I was astounded by the sense of, at the very last minute, all these people filed and they got excited about it. There are around 43 million people that are uninsured in the United States. Seven million of them have actually capitulated to the administration's forced enrollment into this program or face a fine. That would be something akin to, during tax day coming up just 15 days from now, the administration standing up and celebrating that 25 percent of Americans actually filed their taxes on time because they would face a fine if they don't. Well, no one would actually celebrate that, but this administration is celebrating 25 percent of the people actually following through on it.
There are real lives and real people that are attached to this. Let me tell you about one of them. Her name is Cindy. And like some of the other individuals that were here visiting before, Mr.

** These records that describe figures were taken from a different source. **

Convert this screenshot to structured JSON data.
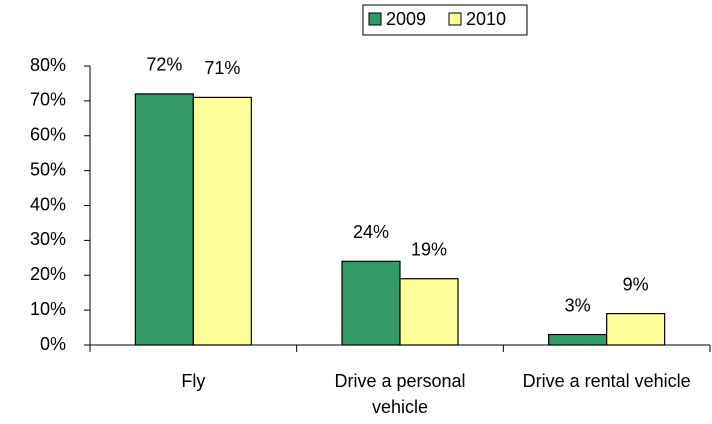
{
  "chart_data": {
    "type": "bar",
    "categories": [
      "Fly",
      "Drive a personal vehicle",
      "Drive a rental vehicle"
    ],
    "series": [
      {
        "name": "2009",
        "color": "#339966",
        "values": [
          72,
          24,
          3
        ],
        "value_labels": [
          "72%",
          "24%",
          "3%"
        ]
      },
      {
        "name": "2010",
        "color": "#ffff99",
        "values": [
          71,
          19,
          9
        ],
        "value_labels": [
          "71%",
          "19%",
          "9%"
        ]
      }
    ],
    "ylim": [
      0,
      80
    ],
    "yticks": [
      {
        "value": 0,
        "label": "0%"
      },
      {
        "value": 10,
        "label": "10%"
      },
      {
        "value": 20,
        "label": "20%"
      },
      {
        "value": 30,
        "label": "30%"
      },
      {
        "value": 40,
        "label": "40%"
      },
      {
        "value": 50,
        "label": "50%"
      },
      {
        "value": 60,
        "label": "60%"
      },
      {
        "value": 70,
        "label": "70%"
      },
      {
        "value": 80,
        "label": "80%"
      }
    ],
    "grid": false,
    "legend": "top"
  }
}
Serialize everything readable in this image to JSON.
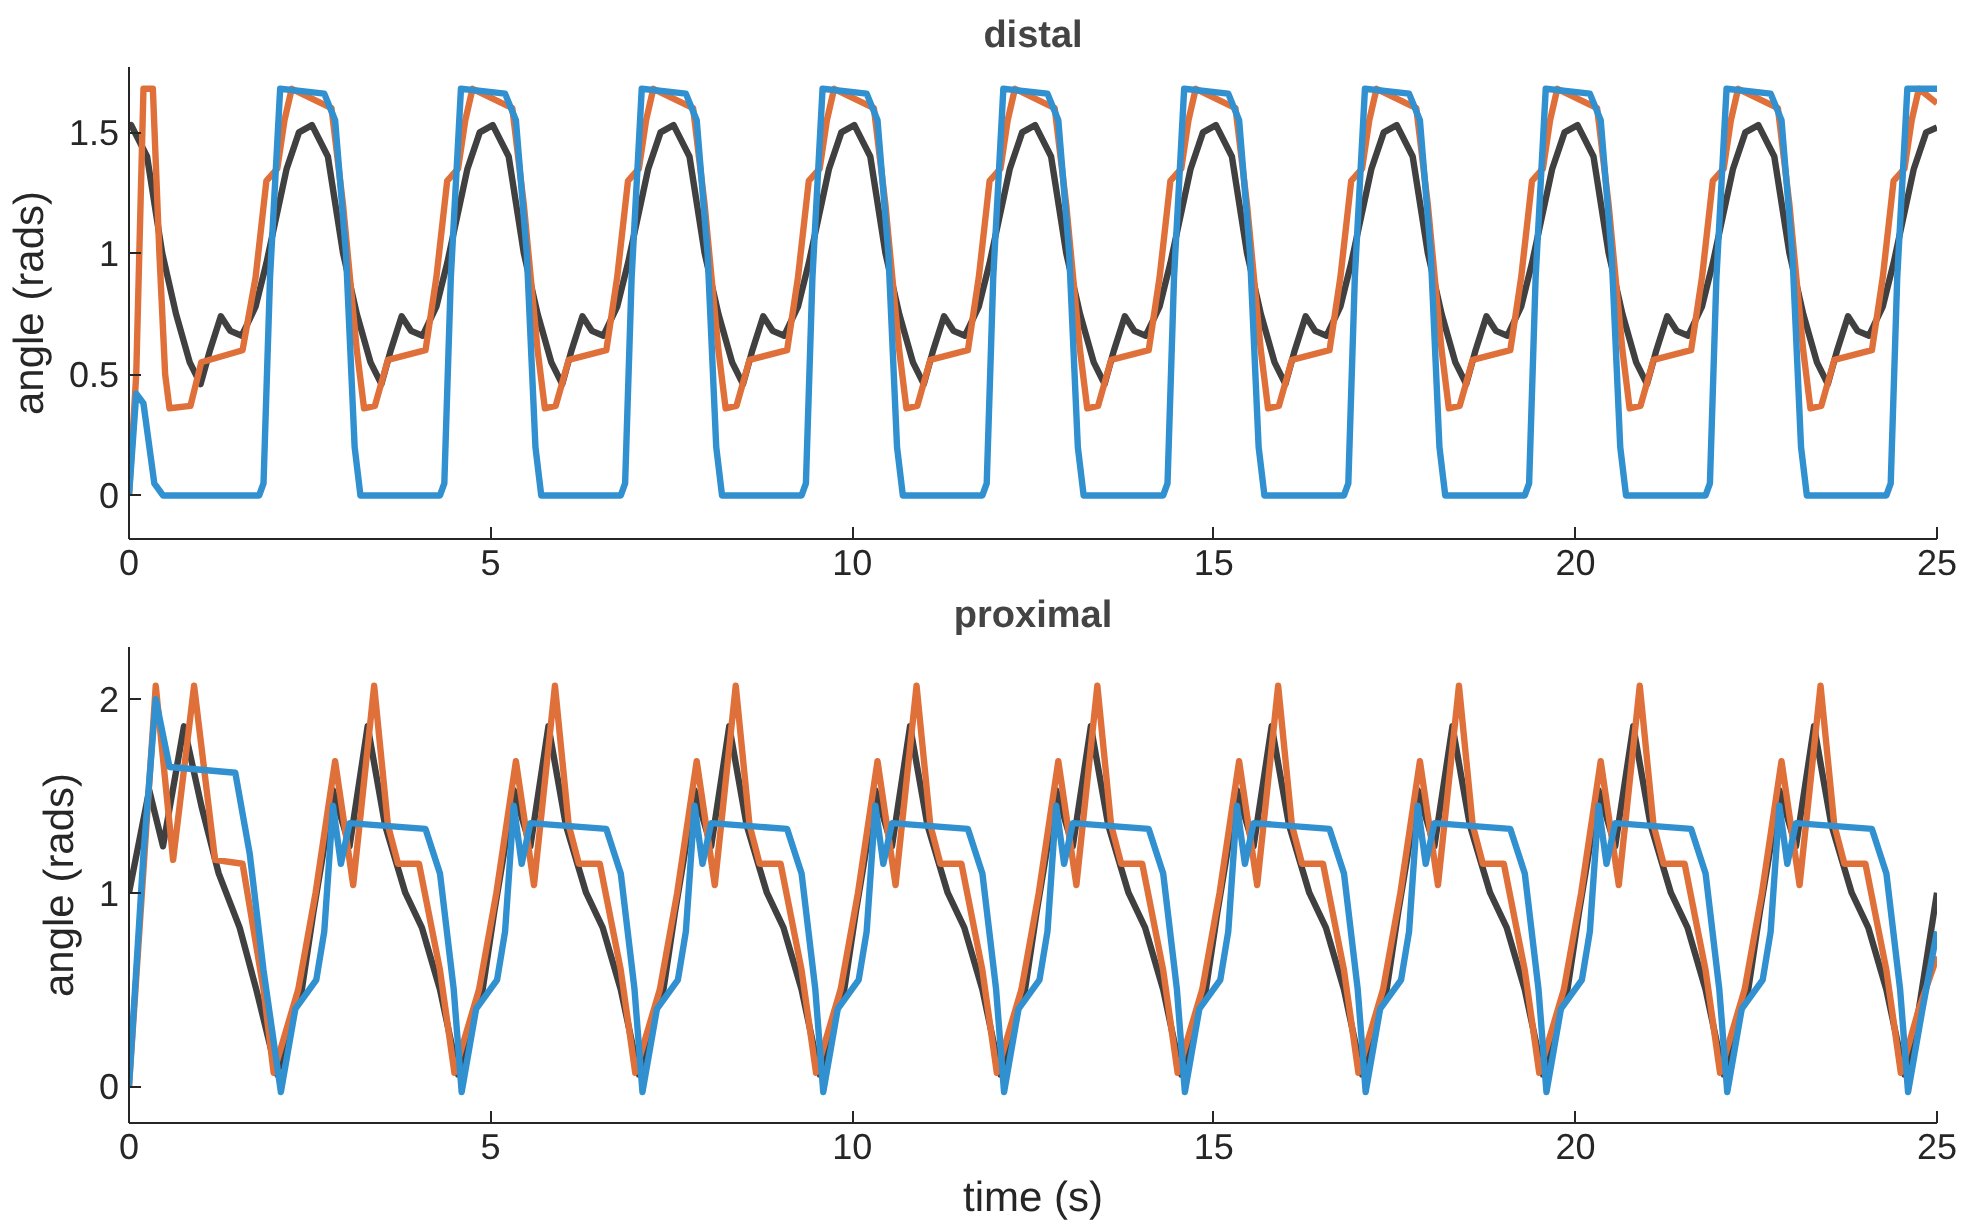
{
  "chart_data": [
    {
      "type": "line",
      "title": "distal",
      "ylabel": "angle (rads)",
      "xlim": [
        0,
        25
      ],
      "xticks": [
        0,
        5,
        10,
        15,
        20,
        25
      ],
      "ylim": [
        -0.18,
        1.77
      ],
      "yticks": [
        0,
        0.5,
        1,
        1.5
      ],
      "series": [
        {
          "color": "#3090d0",
          "x": [
            0,
            0.1,
            0.2,
            0.35,
            0.47,
            1.8,
            1.86,
            1.95,
            2.09,
            2.7,
            2.85,
            3.0,
            3.12,
            3.2,
            4.3,
            4.36,
            4.45,
            4.59,
            5.2,
            5.35,
            5.5,
            5.62,
            5.7,
            6.8,
            6.86,
            6.95,
            7.09,
            7.7,
            7.85,
            8.0,
            8.12,
            8.2,
            9.3,
            9.36,
            9.45,
            9.59,
            10.2,
            10.35,
            10.5,
            10.62,
            10.7,
            11.8,
            11.86,
            11.95,
            12.09,
            12.7,
            12.85,
            13.0,
            13.12,
            13.2,
            14.3,
            14.36,
            14.45,
            14.59,
            15.2,
            15.35,
            15.5,
            15.62,
            15.7,
            16.8,
            16.86,
            16.95,
            17.09,
            17.7,
            17.85,
            18.0,
            18.12,
            18.2,
            19.3,
            19.36,
            19.45,
            19.59,
            20.2,
            20.35,
            20.5,
            20.62,
            20.7,
            21.8,
            21.86,
            21.95,
            22.09,
            22.7,
            22.85,
            23.0,
            23.12,
            23.2,
            24.3,
            24.36,
            24.45,
            24.59,
            25
          ],
          "values": [
            0,
            0.42,
            0.38,
            0.05,
            0,
            0,
            0.05,
            0.9,
            1.68,
            1.66,
            1.55,
            1.0,
            0.2,
            0,
            0,
            0.05,
            0.9,
            1.68,
            1.66,
            1.55,
            1.0,
            0.2,
            0,
            0,
            0.05,
            0.9,
            1.68,
            1.66,
            1.55,
            1.0,
            0.2,
            0,
            0,
            0.05,
            0.9,
            1.68,
            1.66,
            1.55,
            1.0,
            0.2,
            0,
            0,
            0.05,
            0.9,
            1.68,
            1.66,
            1.55,
            1.0,
            0.2,
            0,
            0,
            0.05,
            0.9,
            1.68,
            1.66,
            1.55,
            1.0,
            0.2,
            0,
            0,
            0.05,
            0.9,
            1.68,
            1.66,
            1.55,
            1.0,
            0.2,
            0,
            0,
            0.05,
            0.9,
            1.68,
            1.66,
            1.55,
            1.0,
            0.2,
            0,
            0,
            0.05,
            0.9,
            1.68,
            1.66,
            1.55,
            1.0,
            0.2,
            0,
            0,
            0.05,
            0.9,
            1.68,
            1.68
          ]
        },
        {
          "color": "#404040",
          "x": [
            0,
            0.03,
            0.25,
            0.46,
            0.65,
            0.84,
            0.99,
            1.12,
            1.27,
            1.4,
            1.56,
            1.75,
            1.9,
            2.18,
            2.35,
            2.53,
            2.75,
            2.96,
            3.15,
            3.34,
            3.49,
            3.62,
            3.77,
            3.9,
            4.06,
            4.25,
            4.4,
            4.68,
            4.85,
            5.03,
            5.25,
            5.46,
            5.65,
            5.84,
            5.99,
            6.12,
            6.27,
            6.4,
            6.56,
            6.75,
            6.9,
            7.18,
            7.35,
            7.53,
            7.75,
            7.96,
            8.15,
            8.34,
            8.49,
            8.62,
            8.77,
            8.9,
            9.06,
            9.25,
            9.4,
            9.68,
            9.85,
            10.03,
            10.25,
            10.46,
            10.65,
            10.84,
            10.99,
            11.12,
            11.27,
            11.4,
            11.56,
            11.75,
            11.9,
            12.18,
            12.35,
            12.53,
            12.75,
            12.96,
            13.15,
            13.34,
            13.49,
            13.62,
            13.77,
            13.9,
            14.06,
            14.25,
            14.4,
            14.68,
            14.85,
            15.03,
            15.25,
            15.46,
            15.65,
            15.84,
            15.99,
            16.12,
            16.27,
            16.4,
            16.56,
            16.75,
            16.9,
            17.18,
            17.35,
            17.53,
            17.75,
            17.96,
            18.15,
            18.34,
            18.49,
            18.62,
            18.77,
            18.9,
            19.06,
            19.25,
            19.4,
            19.68,
            19.85,
            20.03,
            20.25,
            20.46,
            20.65,
            20.84,
            20.99,
            21.12,
            21.27,
            21.4,
            21.56,
            21.75,
            21.9,
            22.18,
            22.35,
            22.53,
            22.75,
            22.96,
            23.15,
            23.34,
            23.49,
            23.62,
            23.77,
            23.9,
            24.06,
            24.25,
            24.4,
            24.68,
            24.85,
            25
          ],
          "values": [
            1.52,
            1.53,
            1.4,
            1.0,
            0.75,
            0.55,
            0.46,
            0.6,
            0.74,
            0.68,
            0.66,
            0.78,
            0.96,
            1.35,
            1.5,
            1.53,
            1.4,
            1.0,
            0.75,
            0.55,
            0.46,
            0.6,
            0.74,
            0.68,
            0.66,
            0.78,
            0.96,
            1.35,
            1.5,
            1.53,
            1.4,
            1.0,
            0.75,
            0.55,
            0.46,
            0.6,
            0.74,
            0.68,
            0.66,
            0.78,
            0.96,
            1.35,
            1.5,
            1.53,
            1.4,
            1.0,
            0.75,
            0.55,
            0.46,
            0.6,
            0.74,
            0.68,
            0.66,
            0.78,
            0.96,
            1.35,
            1.5,
            1.53,
            1.4,
            1.0,
            0.75,
            0.55,
            0.46,
            0.6,
            0.74,
            0.68,
            0.66,
            0.78,
            0.96,
            1.35,
            1.5,
            1.53,
            1.4,
            1.0,
            0.75,
            0.55,
            0.46,
            0.6,
            0.74,
            0.68,
            0.66,
            0.78,
            0.96,
            1.35,
            1.5,
            1.53,
            1.4,
            1.0,
            0.75,
            0.55,
            0.46,
            0.6,
            0.74,
            0.68,
            0.66,
            0.78,
            0.96,
            1.35,
            1.5,
            1.53,
            1.4,
            1.0,
            0.75,
            0.55,
            0.46,
            0.6,
            0.74,
            0.68,
            0.66,
            0.78,
            0.96,
            1.35,
            1.5,
            1.53,
            1.4,
            1.0,
            0.75,
            0.55,
            0.46,
            0.6,
            0.74,
            0.68,
            0.66,
            0.78,
            0.96,
            1.35,
            1.5,
            1.53,
            1.4,
            1.0,
            0.75,
            0.55,
            0.46,
            0.6,
            0.74,
            0.68,
            0.66,
            0.78,
            0.96,
            1.35,
            1.5,
            1.52
          ]
        },
        {
          "color": "#e0703a",
          "x": [
            0,
            0.1,
            0.2,
            0.33,
            0.42,
            0.5,
            0.56,
            0.85,
            1.0,
            1.57,
            1.75,
            1.9,
            2.05,
            2.15,
            2.25,
            2.8,
            2.96,
            3.15,
            3.25,
            3.4,
            3.58,
            4.1,
            4.25,
            4.4,
            4.55,
            4.65,
            4.75,
            5.3,
            5.46,
            5.65,
            5.75,
            5.9,
            6.08,
            6.6,
            6.75,
            6.9,
            7.05,
            7.15,
            7.25,
            7.8,
            7.96,
            8.15,
            8.25,
            8.4,
            8.58,
            9.1,
            9.25,
            9.4,
            9.55,
            9.65,
            9.75,
            10.3,
            10.46,
            10.65,
            10.75,
            10.9,
            11.08,
            11.6,
            11.75,
            11.9,
            12.05,
            12.15,
            12.25,
            12.8,
            12.96,
            13.15,
            13.25,
            13.4,
            13.58,
            14.1,
            14.25,
            14.4,
            14.55,
            14.65,
            14.75,
            15.3,
            15.46,
            15.65,
            15.75,
            15.9,
            16.08,
            16.6,
            16.75,
            16.9,
            17.05,
            17.15,
            17.25,
            17.8,
            17.96,
            18.15,
            18.25,
            18.4,
            18.58,
            19.1,
            19.25,
            19.4,
            19.55,
            19.65,
            19.75,
            20.3,
            20.46,
            20.65,
            20.75,
            20.9,
            21.08,
            21.6,
            21.75,
            21.9,
            22.05,
            22.15,
            22.25,
            22.8,
            22.96,
            23.15,
            23.25,
            23.4,
            23.58,
            24.1,
            24.25,
            24.4,
            24.55,
            24.65,
            24.75,
            25
          ],
          "values": [
            0,
            0.5,
            1.68,
            1.68,
            1.0,
            0.5,
            0.36,
            0.37,
            0.55,
            0.6,
            0.9,
            1.3,
            1.35,
            1.55,
            1.68,
            1.6,
            1.2,
            0.6,
            0.36,
            0.37,
            0.56,
            0.6,
            0.9,
            1.3,
            1.35,
            1.55,
            1.68,
            1.6,
            1.2,
            0.6,
            0.36,
            0.37,
            0.56,
            0.6,
            0.9,
            1.3,
            1.35,
            1.55,
            1.68,
            1.6,
            1.2,
            0.6,
            0.36,
            0.37,
            0.56,
            0.6,
            0.9,
            1.3,
            1.35,
            1.55,
            1.68,
            1.6,
            1.2,
            0.6,
            0.36,
            0.37,
            0.56,
            0.6,
            0.9,
            1.3,
            1.35,
            1.55,
            1.68,
            1.6,
            1.2,
            0.6,
            0.36,
            0.37,
            0.56,
            0.6,
            0.9,
            1.3,
            1.35,
            1.55,
            1.68,
            1.6,
            1.2,
            0.6,
            0.36,
            0.37,
            0.56,
            0.6,
            0.9,
            1.3,
            1.35,
            1.55,
            1.68,
            1.6,
            1.2,
            0.6,
            0.36,
            0.37,
            0.56,
            0.6,
            0.9,
            1.3,
            1.35,
            1.55,
            1.68,
            1.6,
            1.2,
            0.6,
            0.36,
            0.37,
            0.56,
            0.6,
            0.9,
            1.3,
            1.35,
            1.55,
            1.68,
            1.6,
            1.2,
            0.6,
            0.36,
            0.37,
            0.56,
            0.6,
            0.9,
            1.3,
            1.35,
            1.55,
            1.68,
            1.62
          ]
        }
      ]
    },
    {
      "type": "line",
      "title": "proximal",
      "xlabel": "time (s)",
      "ylabel": "angle (rads)",
      "xlim": [
        0,
        25
      ],
      "xticks": [
        0,
        5,
        10,
        15,
        20,
        25
      ],
      "ylim": [
        -0.19,
        2.27
      ],
      "yticks": [
        0,
        1,
        2
      ],
      "series": [
        {
          "color": "#3090d0",
          "x": [
            0,
            0.2,
            0.37,
            0.56,
            1.47,
            1.67,
            1.86,
            2.1,
            2.3,
            2.59,
            2.7,
            2.82,
            2.93,
            3.05,
            4.1,
            4.3,
            4.49,
            4.6,
            4.8,
            5.09,
            5.2,
            5.32,
            5.43,
            5.55,
            6.6,
            6.8,
            6.99,
            7.1,
            7.3,
            7.59,
            7.7,
            7.82,
            7.93,
            8.05,
            9.1,
            9.3,
            9.49,
            9.6,
            9.8,
            10.09,
            10.2,
            10.32,
            10.43,
            10.55,
            11.6,
            11.8,
            11.99,
            12.1,
            12.3,
            12.59,
            12.7,
            12.82,
            12.93,
            13.05,
            14.1,
            14.3,
            14.49,
            14.6,
            14.8,
            15.09,
            15.2,
            15.32,
            15.43,
            15.55,
            16.6,
            16.8,
            16.99,
            17.1,
            17.3,
            17.59,
            17.7,
            17.82,
            17.93,
            18.05,
            19.1,
            19.3,
            19.49,
            19.6,
            19.8,
            20.09,
            20.2,
            20.32,
            20.43,
            20.55,
            21.6,
            21.8,
            21.99,
            22.1,
            22.3,
            22.59,
            22.7,
            22.82,
            22.93,
            23.05,
            24.1,
            24.3,
            24.49,
            24.6,
            24.8,
            25
          ],
          "values": [
            0,
            1.2,
            2.0,
            1.65,
            1.62,
            1.2,
            0.6,
            -0.03,
            0.4,
            0.55,
            0.8,
            1.45,
            1.15,
            1.36,
            1.33,
            1.1,
            0.5,
            -0.03,
            0.4,
            0.55,
            0.8,
            1.45,
            1.15,
            1.36,
            1.33,
            1.1,
            0.5,
            -0.03,
            0.4,
            0.55,
            0.8,
            1.45,
            1.15,
            1.36,
            1.33,
            1.1,
            0.5,
            -0.03,
            0.4,
            0.55,
            0.8,
            1.45,
            1.15,
            1.36,
            1.33,
            1.1,
            0.5,
            -0.03,
            0.4,
            0.55,
            0.8,
            1.45,
            1.15,
            1.36,
            1.33,
            1.1,
            0.5,
            -0.03,
            0.4,
            0.55,
            0.8,
            1.45,
            1.15,
            1.36,
            1.33,
            1.1,
            0.5,
            -0.03,
            0.4,
            0.55,
            0.8,
            1.45,
            1.15,
            1.36,
            1.33,
            1.1,
            0.5,
            -0.03,
            0.4,
            0.55,
            0.8,
            1.45,
            1.15,
            1.36,
            1.33,
            1.1,
            0.5,
            -0.03,
            0.4,
            0.55,
            0.8,
            1.45,
            1.15,
            1.36,
            1.33,
            1.1,
            0.5,
            -0.03,
            0.4,
            0.8
          ]
        },
        {
          "color": "#404040",
          "x": [
            0,
            0.28,
            0.47,
            0.76,
            1.0,
            1.24,
            1.53,
            1.76,
            2.05,
            2.2,
            2.39,
            2.55,
            2.67,
            2.82,
            3.05,
            3.3,
            3.54,
            3.82,
            4.05,
            4.3,
            4.55,
            4.7,
            4.89,
            5.05,
            5.17,
            5.32,
            5.55,
            5.8,
            6.04,
            6.32,
            6.55,
            6.8,
            7.05,
            7.2,
            7.39,
            7.55,
            7.67,
            7.82,
            8.05,
            8.3,
            8.54,
            8.82,
            9.05,
            9.3,
            9.55,
            9.7,
            9.89,
            10.05,
            10.17,
            10.32,
            10.55,
            10.8,
            11.04,
            11.32,
            11.55,
            11.8,
            12.05,
            12.2,
            12.39,
            12.55,
            12.67,
            12.82,
            13.05,
            13.3,
            13.54,
            13.82,
            14.05,
            14.3,
            14.55,
            14.7,
            14.89,
            15.05,
            15.17,
            15.32,
            15.55,
            15.8,
            16.04,
            16.32,
            16.55,
            16.8,
            17.05,
            17.2,
            17.39,
            17.55,
            17.67,
            17.82,
            18.05,
            18.3,
            18.54,
            18.82,
            19.05,
            19.3,
            19.55,
            19.7,
            19.89,
            20.05,
            20.17,
            20.32,
            20.55,
            20.8,
            21.04,
            21.32,
            21.55,
            21.8,
            22.05,
            22.2,
            22.39,
            22.55,
            22.67,
            22.82,
            23.05,
            23.3,
            23.54,
            23.82,
            24.05,
            24.3,
            24.55,
            24.75,
            25
          ],
          "values": [
            1.0,
            1.53,
            1.24,
            1.86,
            1.45,
            1.1,
            0.82,
            0.5,
            0.06,
            0.3,
            0.5,
            0.9,
            1.17,
            1.53,
            1.24,
            1.86,
            1.35,
            1.0,
            0.82,
            0.5,
            0.06,
            0.3,
            0.5,
            0.9,
            1.17,
            1.53,
            1.24,
            1.86,
            1.35,
            1.0,
            0.82,
            0.5,
            0.06,
            0.3,
            0.5,
            0.9,
            1.17,
            1.53,
            1.24,
            1.86,
            1.35,
            1.0,
            0.82,
            0.5,
            0.06,
            0.3,
            0.5,
            0.9,
            1.17,
            1.53,
            1.24,
            1.86,
            1.35,
            1.0,
            0.82,
            0.5,
            0.06,
            0.3,
            0.5,
            0.9,
            1.17,
            1.53,
            1.24,
            1.86,
            1.35,
            1.0,
            0.82,
            0.5,
            0.06,
            0.3,
            0.5,
            0.9,
            1.17,
            1.53,
            1.24,
            1.86,
            1.35,
            1.0,
            0.82,
            0.5,
            0.06,
            0.3,
            0.5,
            0.9,
            1.17,
            1.53,
            1.24,
            1.86,
            1.35,
            1.0,
            0.82,
            0.5,
            0.06,
            0.3,
            0.5,
            0.9,
            1.17,
            1.53,
            1.24,
            1.86,
            1.35,
            1.0,
            0.82,
            0.5,
            0.06,
            0.3,
            0.5,
            0.9,
            1.17,
            1.53,
            1.24,
            1.86,
            1.35,
            1.0,
            0.82,
            0.5,
            0.06,
            0.4,
            1.0
          ]
        },
        {
          "color": "#e0703a",
          "x": [
            0,
            0.37,
            0.61,
            0.9,
            1.19,
            1.57,
            1.86,
            2.0,
            2.34,
            2.58,
            2.85,
            3.1,
            3.39,
            3.58,
            3.72,
            4.01,
            4.3,
            4.5,
            4.84,
            5.08,
            5.35,
            5.6,
            5.89,
            6.08,
            6.22,
            6.51,
            6.8,
            7.0,
            7.34,
            7.58,
            7.85,
            8.1,
            8.39,
            8.58,
            8.72,
            9.01,
            9.3,
            9.5,
            9.84,
            10.08,
            10.35,
            10.6,
            10.89,
            11.08,
            11.22,
            11.51,
            11.8,
            12.0,
            12.34,
            12.58,
            12.85,
            13.1,
            13.39,
            13.58,
            13.72,
            14.01,
            14.3,
            14.5,
            14.84,
            15.08,
            15.35,
            15.6,
            15.89,
            16.08,
            16.22,
            16.51,
            16.8,
            17.0,
            17.34,
            17.58,
            17.85,
            18.1,
            18.39,
            18.58,
            18.72,
            19.01,
            19.3,
            19.5,
            19.84,
            20.08,
            20.35,
            20.6,
            20.89,
            21.08,
            21.22,
            21.51,
            21.8,
            22.0,
            22.34,
            22.58,
            22.85,
            23.1,
            23.39,
            23.58,
            23.72,
            24.01,
            24.3,
            24.5,
            24.75,
            25
          ],
          "values": [
            0,
            2.07,
            1.17,
            2.07,
            1.17,
            1.15,
            0.5,
            0.07,
            0.5,
            1.0,
            1.68,
            1.04,
            2.07,
            1.35,
            1.15,
            1.15,
            0.6,
            0.07,
            0.5,
            1.0,
            1.68,
            1.04,
            2.07,
            1.35,
            1.15,
            1.15,
            0.6,
            0.07,
            0.5,
            1.0,
            1.68,
            1.04,
            2.07,
            1.35,
            1.15,
            1.15,
            0.6,
            0.07,
            0.5,
            1.0,
            1.68,
            1.04,
            2.07,
            1.35,
            1.15,
            1.15,
            0.6,
            0.07,
            0.5,
            1.0,
            1.68,
            1.04,
            2.07,
            1.35,
            1.15,
            1.15,
            0.6,
            0.07,
            0.5,
            1.0,
            1.68,
            1.04,
            2.07,
            1.35,
            1.15,
            1.15,
            0.6,
            0.07,
            0.5,
            1.0,
            1.68,
            1.04,
            2.07,
            1.35,
            1.15,
            1.15,
            0.6,
            0.07,
            0.5,
            1.0,
            1.68,
            1.04,
            2.07,
            1.35,
            1.15,
            1.15,
            0.6,
            0.07,
            0.5,
            1.0,
            1.68,
            1.04,
            2.07,
            1.35,
            1.15,
            1.15,
            0.6,
            0.07,
            0.4,
            0.67
          ]
        }
      ]
    }
  ]
}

Kelly from Pennsylvania, didn't want her name put out publicly on it because, in this day and age, people are becoming more and more afraid of their government and what their government is going to do to them rather than for them.
So Cindy works at a job at a restaurant. She works more than 40 hours a week, and then finds out, after the transition happens, January 1, they are dropping her hours back to 26 hours a week. Twenty-six hours a week is really hard. Her job plus 30 hours was really difficult for her to make ends meet. She can't make it at 26 hours. So now this individual has to go out and try to find a different job to add up to two different jobs.
Let me talk to you about a dad that his son just graduated from high school. He didn't make great grades in high school, but he is a good, hard worker. So he is engaged in a job, and he is out looking for a job. Doesn't have a college degree, just a working guy. He cannot find a job for more than 28 1/2 hours, so he is looking for two jobs to try to get that, to try to build up to enough money to be able to do it.
So suddenly, this sense of we are going to help provide for people by forcing people to get to this providing health care, what is actually happening is people are just dropping the hours. It is the same thing everyone said before.
And the President's statement today that there is no good reason to go back to a time before ObamaCare, I would have to tell you, Cindy would disagree with that; this other gentleman would disagree with that. A lot of people would look back and say: I would much rather go back to working one job than be forced to work two jobs and still not have health care coverage.
BREAK IN TRANSCRIPT
Mr. LANKFORD. I would have to tell you honestly, I would like nothing better for my citizens that I represent to not have to live under this law. I would absolutely vote again, as I have multiple times, to repeal this entire law.
But I also have a responsibility to do whatever I can to protect the people of my district from the harmful effects of this law, and this law has many harmful effects. One of them is it is forcing those that struggle the most in our economy to make two ends meet to have to go out and get multiple jobs, and it has made it even harder for them, in transportation, in timing, in time with their family. They are losing all of those things. It has been taken away from them based on a preference of an administration, not something that is actually economic responsibility of the President.